FIG. 1 is a partially exploded perspective view of a plasma discharge display device according to one embodiment of the present invention.

FIG. 2 is a schematic plan view showing a relationship between a sustain electrode and an address electrode in the display device shown in FIG.

FIG. 3 is a partial cross-sectional view of the display device shown in FIG. 1 on a first substrate side.
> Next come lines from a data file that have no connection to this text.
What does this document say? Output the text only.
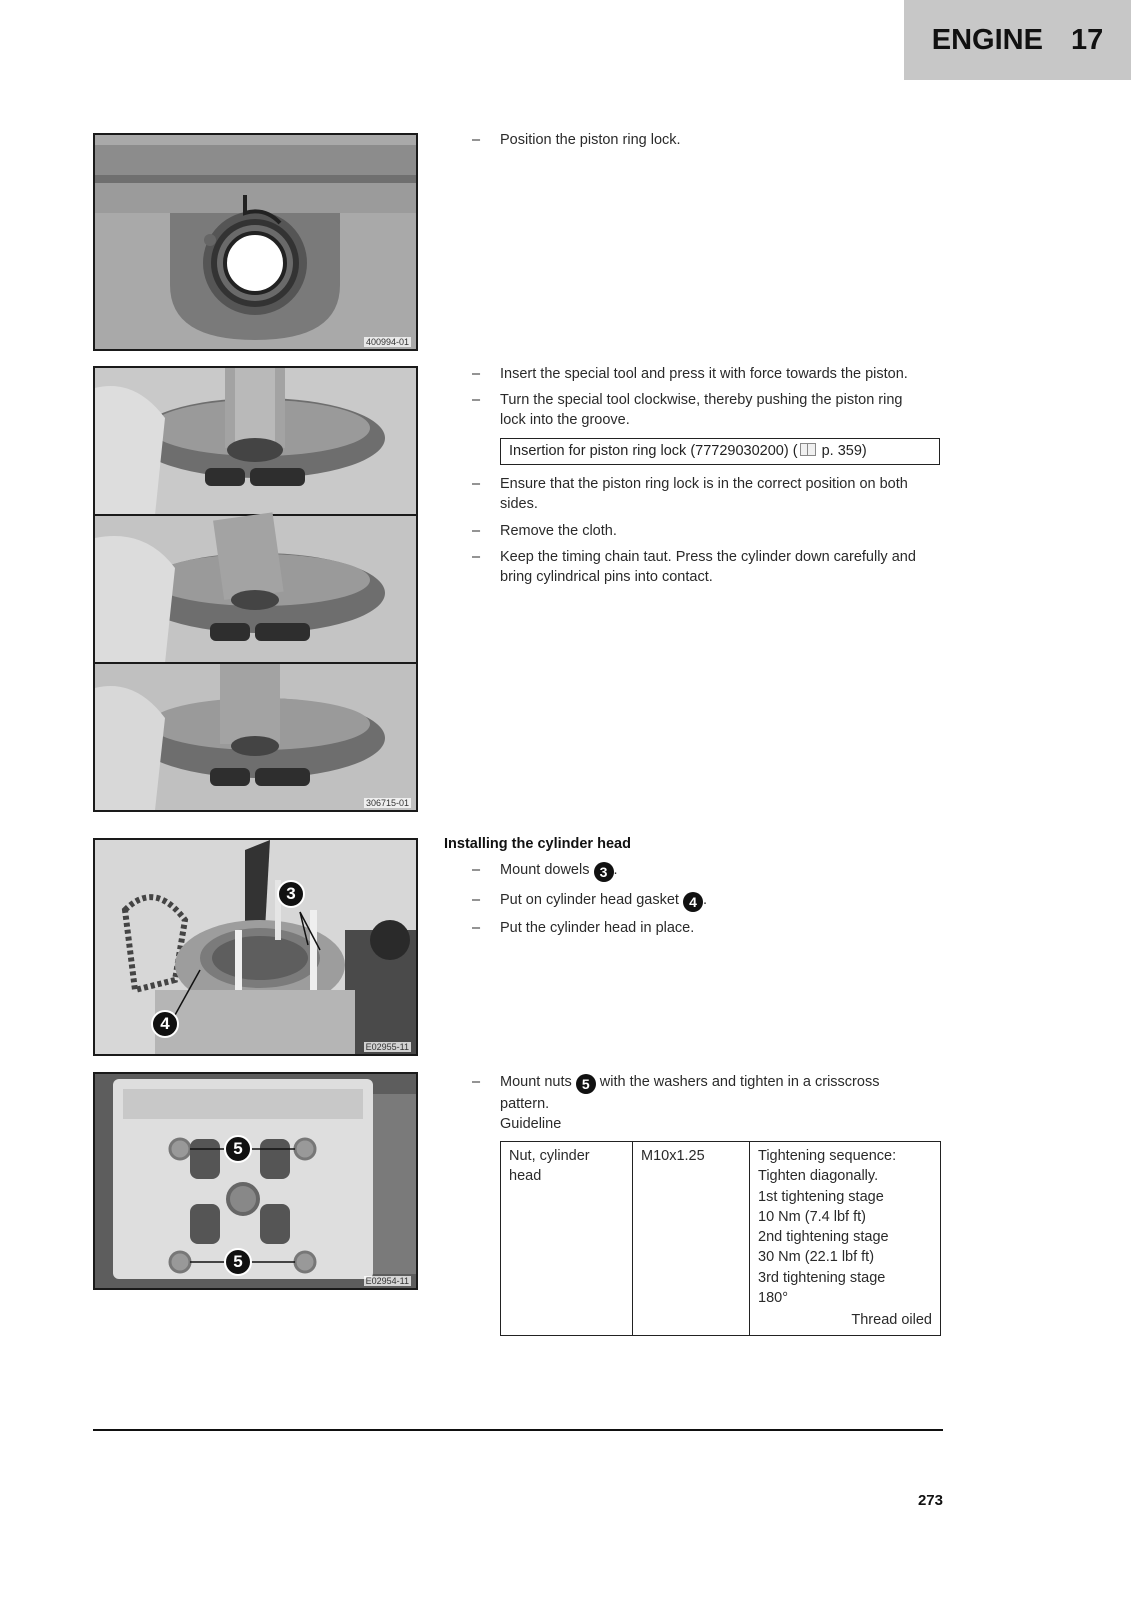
ENGINE 17
400994-01
306715-01
3
4
E02955-11
5
5
E02954-11
– Position the piston ring lock.
– Insert the special tool and press it with force towards the piston.
– Turn the special tool clockwise, thereby pushing the piston ring lock into the groove.
Insertion for piston ring lock (77729030200) ( p. 359)
– Ensure that the piston ring lock is in the correct position on both sides.
– Remove the cloth.
– Keep the timing chain taut. Press the cylinder down carefully and bring cylindrical pins into contact.
Installing the cylinder head
– Mount dowels 3 .
– Put on cylinder head gasket 4 .
– Put the cylinder head in place.
– Mount nuts 5 with the washers and tighten in a crisscross pattern.
Guideline
Nut, cylinder
head
	M10x1.25	Tightening sequence:
Tighten diagonally.
1st tightening stage
10 Nm (7.4 lbf ft)
2nd tightening stage
30 Nm (22.1 lbf ft)
3rd tightening stage
180°
Thread oiled
273
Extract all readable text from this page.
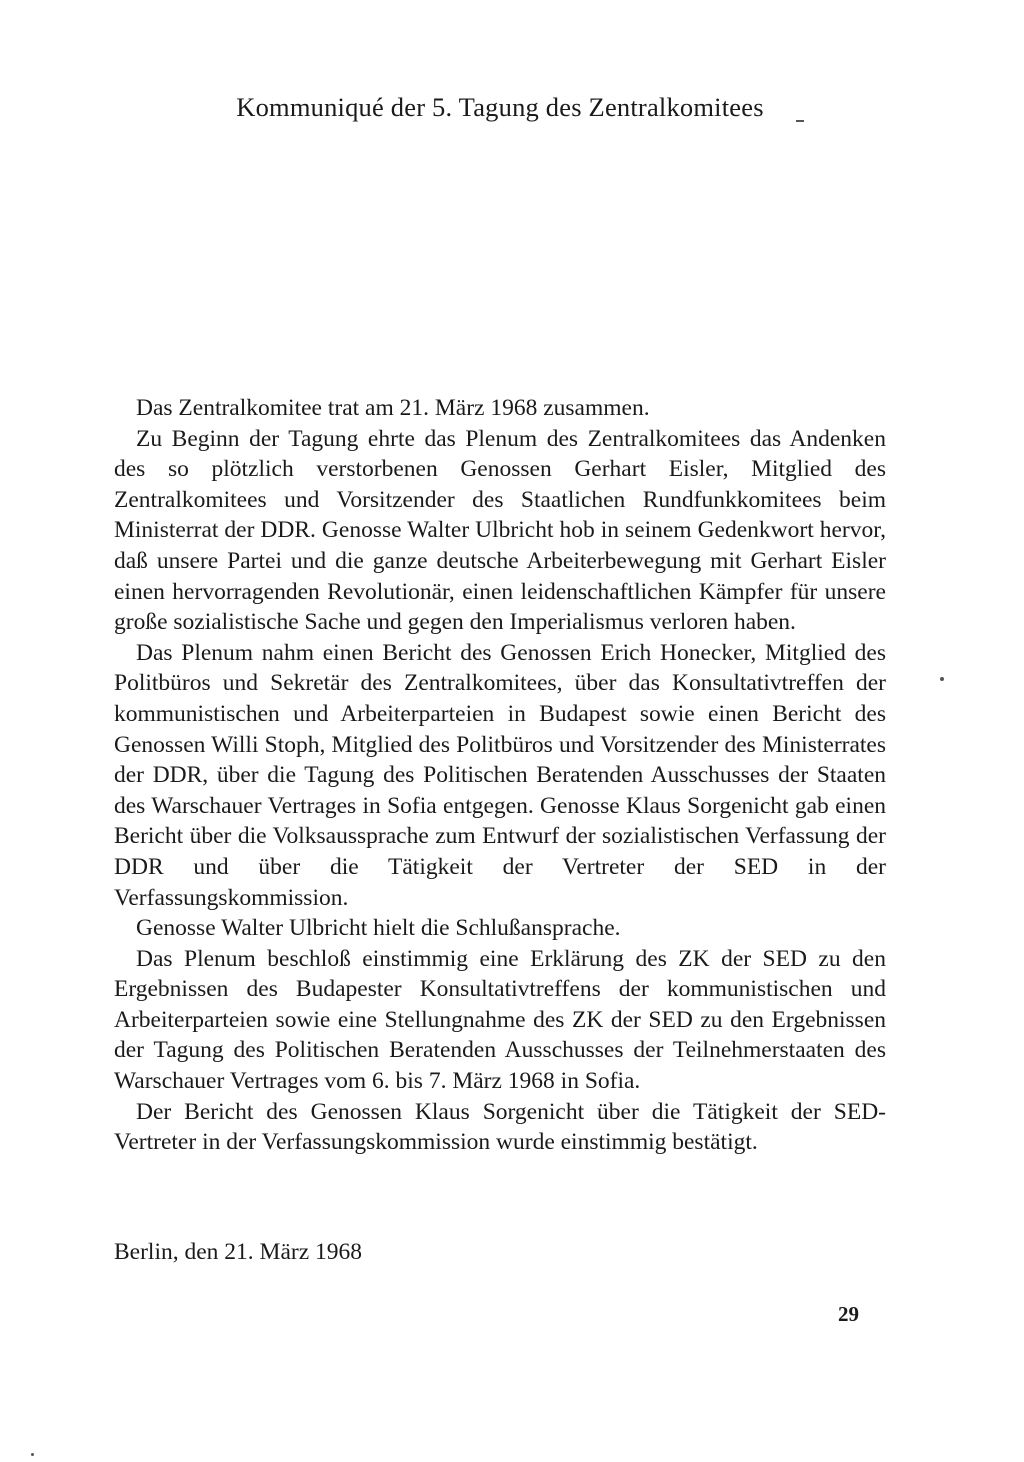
Kommuniqué der 5. Tagung des Zentralkomitees

Das Zentralkomitee trat am 21. März 1968 zusammen.

Zu Beginn der Tagung ehrte das Plenum des Zentralkomitees das Andenken des so plötzlich verstorbenen Genossen Gerhart Eisler, Mitglied des Zentralkomitees und Vorsitzender des Staatlichen Rundfunkkomitees beim Ministerrat der DDR. Genosse Walter Ulbricht hob in seinem Gedenkwort hervor, daß unsere Partei und die ganze deutsche Arbeiterbewegung mit Gerhart Eisler einen hervorragenden Revolutionär, einen leidenschaftlichen Kämpfer für unsere große sozialistische Sache und gegen den Imperialismus verloren haben.

Das Plenum nahm einen Bericht des Genossen Erich Honecker, Mitglied des Politbüros und Sekretär des Zentralkomitees, über das Konsultativtreffen der kommunistischen und Arbeiterparteien in Budapest sowie einen Bericht des Genossen Willi Stoph, Mitglied des Politbüros und Vorsitzender des Ministerrates der DDR, über die Tagung des Politischen Beratenden Ausschusses der Staaten des Warschauer Vertrages in Sofia entgegen. Genosse Klaus Sorgenicht gab einen Bericht über die Volksaussprache zum Entwurf der sozialistischen Verfassung der DDR und über die Tätigkeit der Vertreter der SED in der Verfassungskommission.

Genosse Walter Ulbricht hielt die Schlußansprache.

Das Plenum beschloß einstimmig eine Erklärung des ZK der SED zu den Ergebnissen des Budapester Konsultativtreffens der kommunistischen und Arbeiterparteien sowie eine Stellungnahme des ZK der SED zu den Ergebnissen der Tagung des Politischen Beratenden Ausschusses der Teilnehmerstaaten des Warschauer Vertrages vom 6. bis 7. März 1968 in Sofia.

Der Bericht des Genossen Klaus Sorgenicht über die Tätigkeit der SED-Vertreter in der Verfassungskommission wurde einstimmig bestätigt.

Berlin, den 21. März 1968

29
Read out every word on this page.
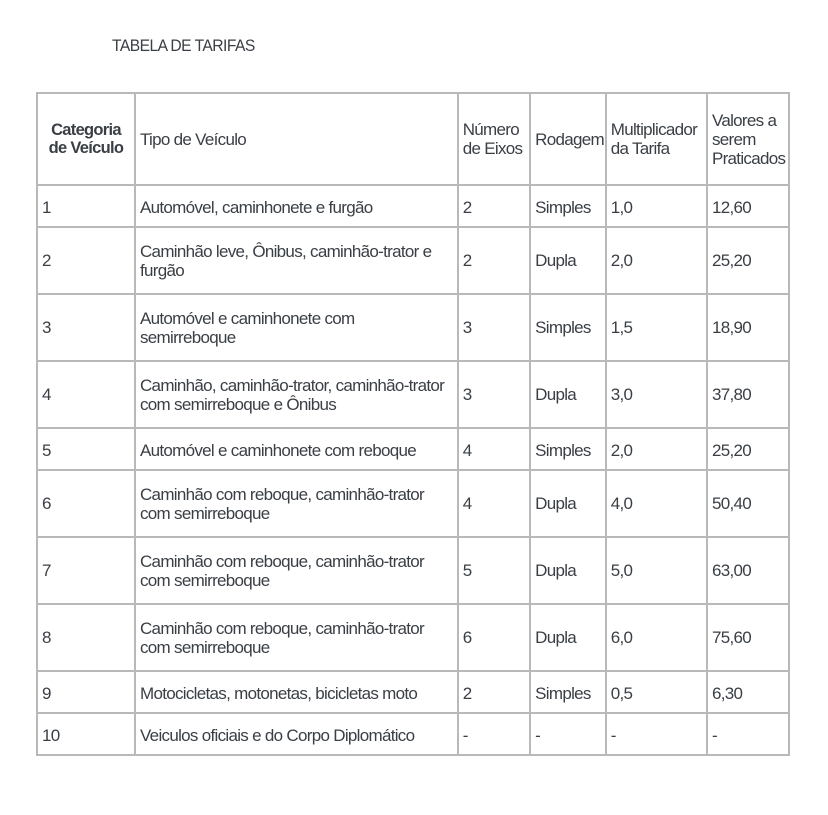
TABELA DE TARIFAS
Categoria de Veículo	Tipo de Veículo	Número de Eixos	Rodagem	Multiplicador da Tarifa	Valores a serem Praticados
1	Automóvel, caminhonete e furgão	2	Simples	1,0	12,60
2	Caminhão leve, Ônibus, caminhão-trator e furgão	2	Dupla	2,0	25,20
3	Automóvel e caminhonete com semirreboque	3	Simples	1,5	18,90
4	Caminhão, caminhão-trator, caminhão-trator com semirreboque e Ônibus	3	Dupla	3,0	37,80
5	Automóvel e caminhonete com reboque	4	Simples	2,0	25,20
6	Caminhão com reboque, caminhão-trator com semirreboque	4	Dupla	4,0	50,40
7	Caminhão com reboque, caminhão-trator com semirreboque	5	Dupla	5,0	63,00
8	Caminhão com reboque, caminhão-trator com semirreboque	6	Dupla	6,0	75,60
9	Motocicletas, motonetas, bicicletas moto	2	Simples	0,5	6,30
10	Veiculos oficiais e do Corpo Diplomático	-	-	-	-
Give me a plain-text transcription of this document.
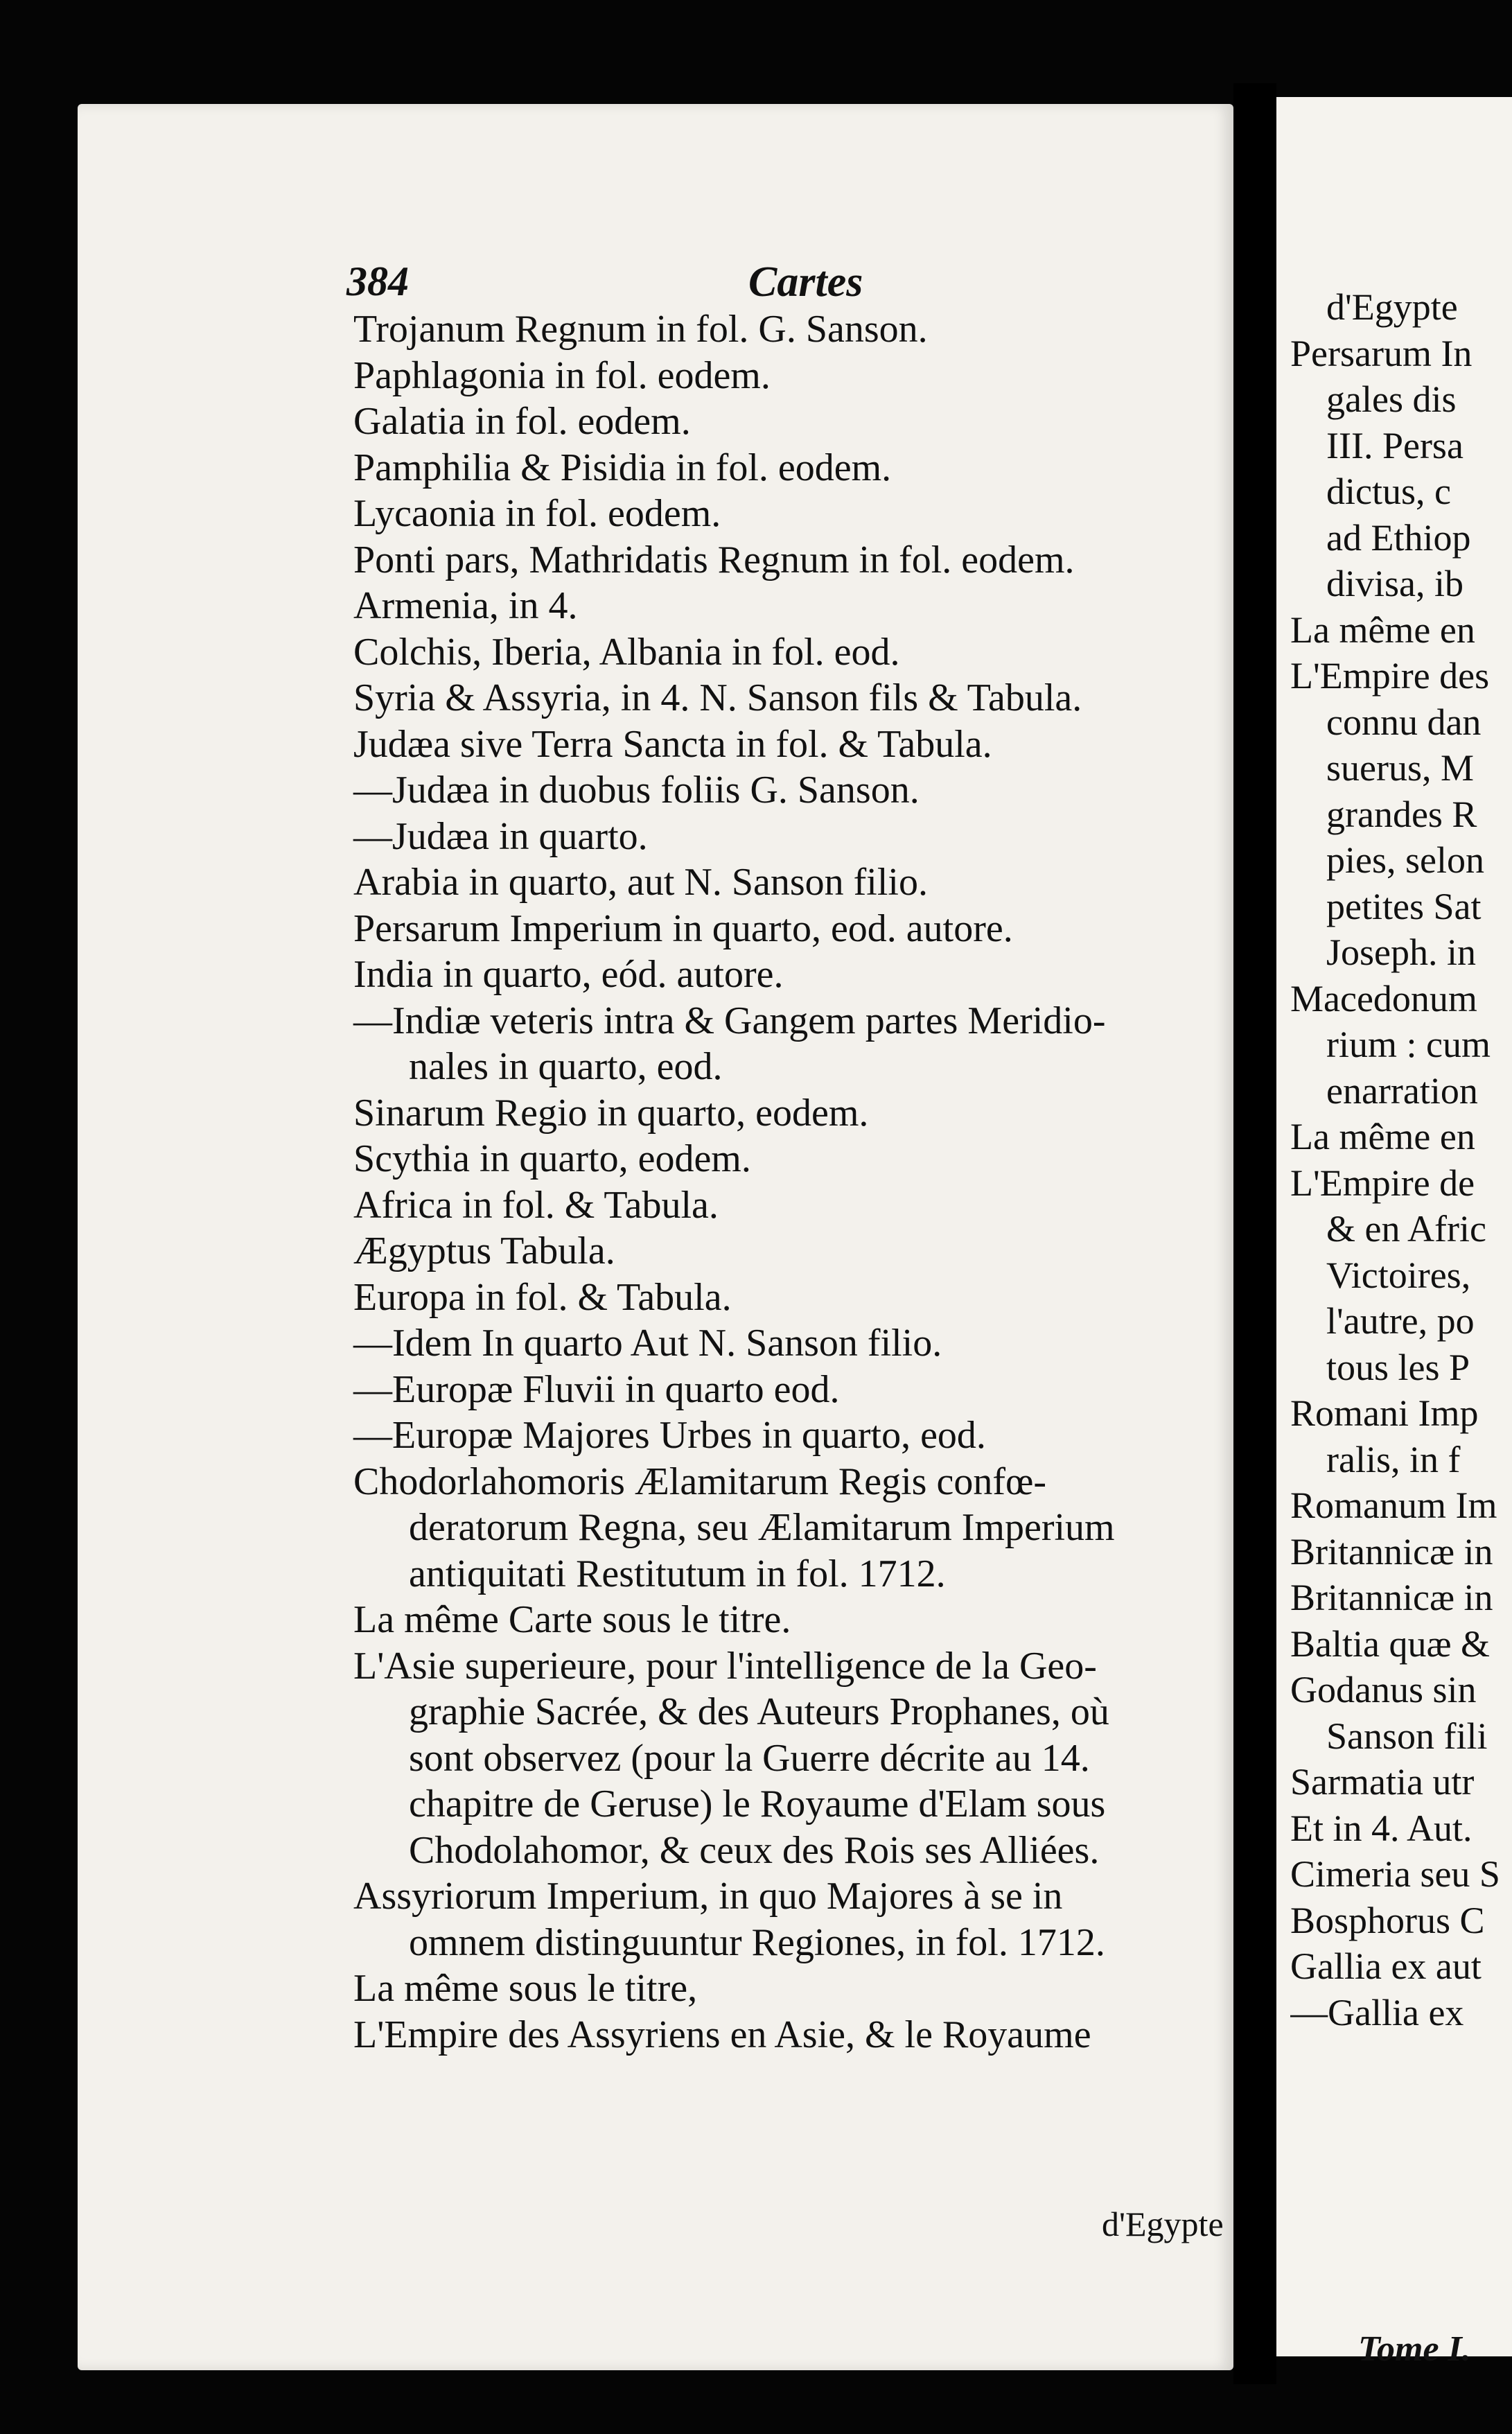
384	Cartes
Trojanum Regnum in fol. G. Sanson.
Paphlagonia in fol. eodem.
Galatia in fol. eodem.
Pamphilia & Pisidia in fol. eodem.
Lycaonia in fol. eodem.
Ponti pars, Mathridatis Regnum in fol. eodem.
Armenia, in 4.
Colchis, Iberia, Albania in fol. eod.
Syria & Assyria, in 4. N. Sanson fils & Tabula.
Judæa sive Terra Sancta in fol. & Tabula.
—Judæa in duobus foliis G. Sanson.
—Judæa in quarto.
Arabia in quarto, aut N. Sanson filio.
Persarum Imperium in quarto, eod. autore.
India in quarto, eód. autore.
—Indiæ veteris intra & Gangem partes Meridio-
nales in quarto, eod.
Sinarum Regio in quarto, eodem.
Scythia in quarto, eodem.
Africa in fol. & Tabula.
Ægyptus Tabula.
Europa in fol. & Tabula.
—Idem In quarto Aut N. Sanson filio.
—Europæ Fluvii in quarto eod.
—Europæ Majores Urbes in quarto, eod.
Chodorlahomoris Ælamitarum Regis confœ-
deratorum Regna, seu Ælamitarum Imperium
antiquitati Restitutum in fol. 1712.
La même Carte sous le titre.
L'Asie superieure, pour l'intelligence de la Geo-
graphie Sacrée, & des Auteurs Prophanes, où
sont observez (pour la Guerre décrite au 14.
chapitre de Geruse) le Royaume d'Elam sous
Chodolahomor, & ceux des Rois ses Alliées.
Assyriorum Imperium, in quo Majores à se in
omnem distinguuntur Regiones, in fol. 1712.
La même sous le titre,
L'Empire des Assyriens en Asie, & le Royaume
d'Egypte
d'Egypte
Persarum In
gales dis
III. Persa
dictus, c
ad Ethiop
divisa, ib
La même en
L'Empire des
connu dan
suerus, M
grandes R
pies, selon
petites Sat
Joseph. in
Macedonum
rium : cum
enarration
La même en
L'Empire de
& en Afric
Victoires,
l'autre, po
tous les P
Romani Imp
ralis, in f
Romanum Im
Britannicæ in
Britannicæ in
Baltia quæ &
Godanus sin
Sanson fili
Sarmatia utr
Et in 4. Aut.
Cimeria seu S
Bosphorus C
Gallia ex aut
—Gallia ex
Tome I.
FIGS. 4A and 4B are partial cross-sectional views of a plasma discharge display device according to a conventional example on a first substrate side.

[Explanation of symbols]

 2 Plasma discharge display device 4 First substrate 4a Display surface side surface 6 Second substrate 8 Partition walls 10r, 10g, 10b Phosphor layer 12 Address electrode 20 Discharge space 30 First dielectric layer 32 ... Second dielectric layer 34 Protective layer 40 First discharge sustain electrode 42 Bus electrode 44 Second discharge sustain electrode

 ──────────────────────────────────────────────────続 き Continued on the front page F term (reference) 5C040 FA01 FA04 GB03 GB14 GC05 GC12 GD02 GD07 GD09 GJ02 GJ08 JA07 KA04 KB19 MA03 MA12

Claims (8)

[Claims] A transparent first substrate having a display surface side surface; a second substrate arranged to form a sealed plasma discharge space between the first substrate and the first substrate; A first dielectric layer formed on a discharge space side surface opposite to the display surface side surface; and at least one pair of transparent first layers formed in a stripe shape between the first substrate and the first dielectric layer. 1 discharge sustain electrode, a second dielectric layer formed on the surface of the first dielectric layer on the discharge space side, and the second dielectric layer and the first dielectric layer corresponding to the first discharge sustain electrode Is formed in a stripe shape between
At least one pair of second discharge sustaining electrodes having an electric resistance lower than the electric resistance of the discharge sustaining electrodes; and And at least one pair of bus electrodes arranged so as to overlap the second discharge sustaining electrode when viewed from the display surface side surface of the substrate and having an electric resistance lower than the electric resistance of the first discharge sustaining electrode. Plasma discharge display device. 2. The plasma discharge display device according to claim 1, wherein a width of the bus electrode is smaller than a width of the second discharge sustaining electrode. 3. The plasma discharge display device according to claim 1, wherein a distance between the pair of second sustain electrodes is smaller than a distance between the pair of bus electrodes. . 4. The plasma discharge display device according to claim 1, wherein a distance between the pair of second discharge sustaining electrodes is less than 50 μm and 5 μm or more. 5. The plasma discharge display according to claim 1, wherein at least one of the first dielectric layer and the second dielectric layer has a thickness of 20 μm or less and 5 μm or more. apparatus. 6. The semiconductor device according to claim 1, wherein at least one of said first dielectric layer and said second dielectric layer comprises a thin film containing at least one of silicon oxide, silicon nitride and metal oxide. 6. The plasma discharge display device according to any one of items 1 to 5. 7. The plasma discharge display device according to claim 1, wherein at least one of the first dielectric layer and the second dielectric layer is formed by a thin film forming method. 8. The plasma discharge space is filled with a discharge gas, and the xenon concentration in the discharge gas is 10% by volume or more and 100% by volume or less. Or a plasma discharge display device.